- Prezes PKN Orlen, Jacek Krawiec, chce złożyć rezygnację z zajmowanego stanowiska do końca tego tygodnia - dowiedział się „Parkiet" w dwóch niezależnych źródłach. Według jednego z naszych rozmówców szef koncernu zdaje sobie sprawę, że jego dni na stanowisku prezesa są policzone, dlatego chce uprzedzić działania ministra skarbu. - Jeszcze w tym tygodniu ma się zebrać w tym celu rada nadzorcza Orlenu - informuje drugi nasz rozmówca, dodając, że "prezes od kilku dni, podczas świątecznych spotkań żegna się już ze współpracownikami".
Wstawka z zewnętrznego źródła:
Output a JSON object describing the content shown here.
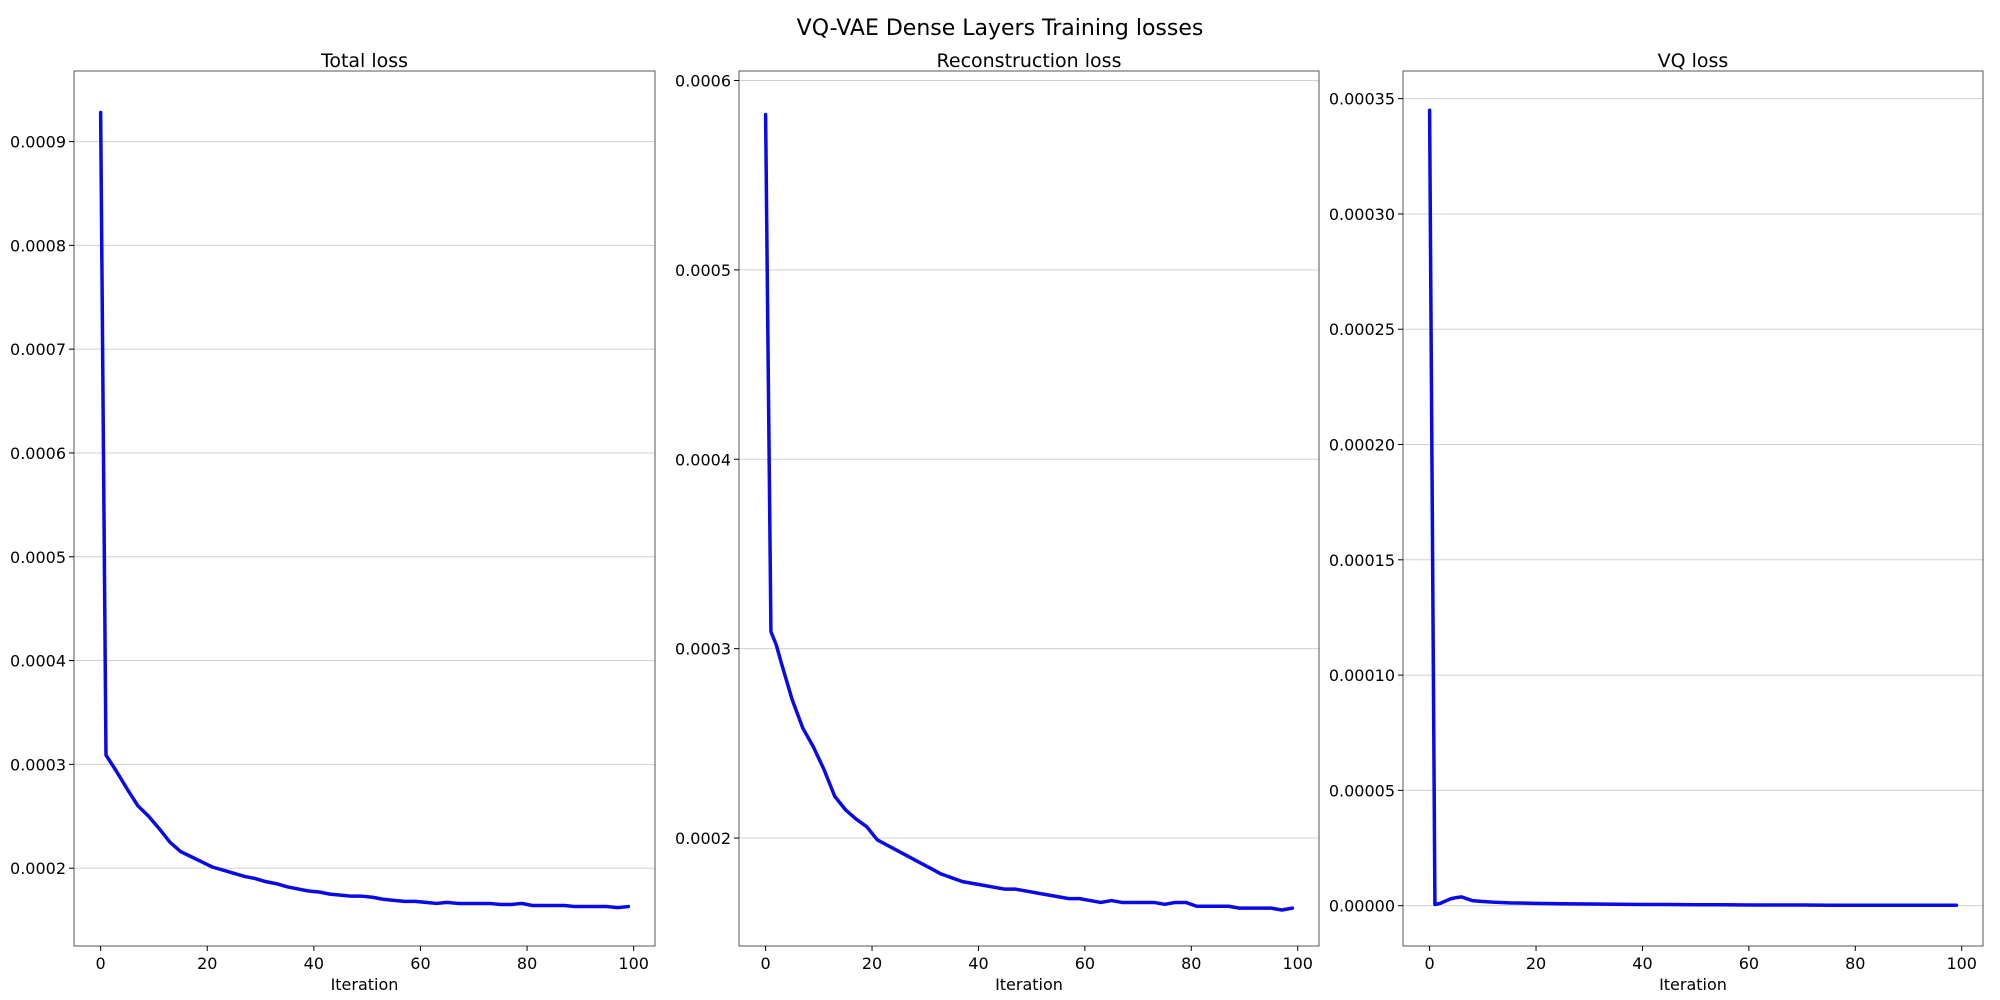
{
  "figure": {
    "suptitle": "VQ-VAE Dense Layers Training losses"
  },
  "chart_data": [
    {
      "type": "line",
      "title": "Total loss",
      "xlabel": "Iteration",
      "ylabel": "",
      "xlim": [
        -5,
        104
      ],
      "ylim": [
        0.000125,
        0.000968
      ],
      "xticks": [
        0,
        20,
        40,
        60,
        80,
        100
      ],
      "xtick_labels": [
        "0",
        "20",
        "40",
        "60",
        "80",
        "100"
      ],
      "yticks": [
        0.0002,
        0.0003,
        0.0004,
        0.0005,
        0.0006,
        0.0007,
        0.0008,
        0.0009
      ],
      "ytick_labels": [
        "0.0002",
        "0.0003",
        "0.0004",
        "0.0005",
        "0.0006",
        "0.0007",
        "0.0008",
        "0.0009"
      ],
      "grid": "y",
      "color": "#0a0ae6",
      "series": [
        {
          "x": [
            0,
            1,
            3,
            5,
            7,
            9,
            11,
            13,
            15,
            17,
            19,
            21,
            23,
            25,
            27,
            29,
            31,
            33,
            35,
            37,
            39,
            41,
            43,
            45,
            47,
            49,
            51,
            53,
            55,
            57,
            59,
            61,
            63,
            65,
            67,
            69,
            71,
            73,
            75,
            77,
            79,
            81,
            83,
            85,
            87,
            89,
            91,
            93,
            95,
            97,
            99
          ],
          "y": [
            0.000928,
            0.000309,
            0.000293,
            0.000276,
            0.00026,
            0.00025,
            0.000238,
            0.000225,
            0.000216,
            0.000211,
            0.000206,
            0.000201,
            0.000198,
            0.000195,
            0.000192,
            0.00019,
            0.000187,
            0.000185,
            0.000182,
            0.00018,
            0.000178,
            0.000177,
            0.000175,
            0.000174,
            0.000173,
            0.000173,
            0.000172,
            0.00017,
            0.000169,
            0.000168,
            0.000168,
            0.000167,
            0.000166,
            0.000167,
            0.000166,
            0.000166,
            0.000166,
            0.000166,
            0.000165,
            0.000165,
            0.000166,
            0.000164,
            0.000164,
            0.000164,
            0.000164,
            0.000163,
            0.000163,
            0.000163,
            0.000163,
            0.000162,
            0.000163
          ]
        }
      ]
    },
    {
      "type": "line",
      "title": "Reconstruction loss",
      "xlabel": "Iteration",
      "ylabel": "",
      "xlim": [
        -5,
        104
      ],
      "ylim": [
        0.000143,
        0.000605
      ],
      "xticks": [
        0,
        20,
        40,
        60,
        80,
        100
      ],
      "xtick_labels": [
        "0",
        "20",
        "40",
        "60",
        "80",
        "100"
      ],
      "yticks": [
        0.0002,
        0.0003,
        0.0004,
        0.0005,
        0.0006
      ],
      "ytick_labels": [
        "0.0002",
        "0.0003",
        "0.0004",
        "0.0005",
        "0.0006"
      ],
      "grid": "y",
      "color": "#0a0ae6",
      "series": [
        {
          "x": [
            0,
            1,
            2,
            3,
            5,
            7,
            9,
            11,
            13,
            15,
            17,
            19,
            21,
            23,
            25,
            27,
            29,
            31,
            33,
            35,
            37,
            39,
            41,
            43,
            45,
            47,
            49,
            51,
            53,
            55,
            57,
            59,
            61,
            63,
            65,
            67,
            69,
            71,
            73,
            75,
            77,
            79,
            81,
            83,
            85,
            87,
            89,
            91,
            93,
            95,
            97,
            99
          ],
          "y": [
            0.000582,
            0.000309,
            0.000302,
            0.000292,
            0.000273,
            0.000258,
            0.000248,
            0.000236,
            0.000222,
            0.000215,
            0.00021,
            0.000206,
            0.000199,
            0.000196,
            0.000193,
            0.00019,
            0.000187,
            0.000184,
            0.000181,
            0.000179,
            0.000177,
            0.000176,
            0.000175,
            0.000174,
            0.000173,
            0.000173,
            0.000172,
            0.000171,
            0.00017,
            0.000169,
            0.000168,
            0.000168,
            0.000167,
            0.000166,
            0.000167,
            0.000166,
            0.000166,
            0.000166,
            0.000166,
            0.000165,
            0.000166,
            0.000166,
            0.000164,
            0.000164,
            0.000164,
            0.000164,
            0.000163,
            0.000163,
            0.000163,
            0.000163,
            0.000162,
            0.000163
          ]
        }
      ]
    },
    {
      "type": "line",
      "title": "VQ loss",
      "xlabel": "Iteration",
      "ylabel": "",
      "xlim": [
        -5,
        104
      ],
      "ylim": [
        -1.75e-05,
        0.000362
      ],
      "xticks": [
        0,
        20,
        40,
        60,
        80,
        100
      ],
      "xtick_labels": [
        "0",
        "20",
        "40",
        "60",
        "80",
        "100"
      ],
      "yticks": [
        0.0,
        5e-05,
        0.0001,
        0.00015,
        0.0002,
        0.00025,
        0.0003,
        0.00035
      ],
      "ytick_labels": [
        "0.00000",
        "0.00005",
        "0.00010",
        "0.00015",
        "0.00020",
        "0.00025",
        "0.00030",
        "0.00035"
      ],
      "grid": "y",
      "color": "#0a0ae6",
      "series": [
        {
          "x": [
            0,
            1,
            2,
            3,
            4,
            5,
            6,
            7,
            8,
            10,
            12,
            15,
            20,
            25,
            30,
            35,
            40,
            45,
            50,
            55,
            60,
            65,
            70,
            75,
            80,
            85,
            90,
            95,
            99
          ],
          "y": [
            0.000345,
            5e-07,
            1e-06,
            2e-06,
            3e-06,
            3.5e-06,
            3.8e-06,
            3e-06,
            2.2e-06,
            1.8e-06,
            1.5e-06,
            1.2e-06,
            1e-06,
            8e-07,
            7e-07,
            6e-07,
            5e-07,
            5e-07,
            4e-07,
            4e-07,
            3e-07,
            3e-07,
            3e-07,
            2e-07,
            2e-07,
            2e-07,
            2e-07,
            2e-07,
            2e-07
          ]
        }
      ]
    }
  ]
}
Istotnym motywem podjęcia decyzji o rezygnacji ma być też uchwalona ustawa o podatku od odpraw. W jej myśl od Nowego Roku odprawy członków zarządów spółek z udziałem Skarbu Państwa będą opodatkowane 70-proc. daniną. Aby jej nie podlegać Krawiec ma złożyć rezygnację przed wejściem ustawy w życie.
Z raportu rocznego wynika, że wynagrodzenia i inne świadczenia Krawca wyniosły w ubiegłym roku w PKN Orlen prawie 1,7 mln zł. Do tego należy dodać premię, która przekroczyła 1,2 mln zł. W 2013 r. Krawiec zainkasował 1,5 mln zł wynagrodzenia i innych świadczeń oraz ponad 1,4 mln zł premii.
W raporcie rocznym za 2014 r. napisano, że umowy podpisane z członkami zarządu PKN Orlen przewidują wypłatę wynagrodzenia w przypadku rozwiązania umowy na skutek odwołania z zajmowanego stanowiska. Wynagrodzenie w takim przypadku wynosi sześcio- lub dwunastokrotność miesięcznego wynagrodzenia zasadniczego. Rada nadzorcza może wyrazić zgodę na stosowanie tych postanowień również w przypadku rezygnacji członka zarządu z zajmowanych funkcji.
Ponadto członkowie zarządu PKN Orlen zobowiązani są przez okres 6 lub 12 miesięcy, licząc od dnia rozwiązania lub wygaśnięcia umowy, do powstrzymania się od działalności konkurencyjnej. W tym okresie uprawnieni są do otrzymywania odszkodowania w wysokości sześcio- lub dwunastokrotności miesięcznego wynagrodzenia zasadniczego, płatnego w równych ratach miesięcznych. Rada może ich zwolnić z tego obowiązku lub skrócić czas jego stosowania. Wówczas dodatkowe wynagrodzenie nie należy się lub należy proporcjonalnie do czasu obowiązywania zakazu konkurencji.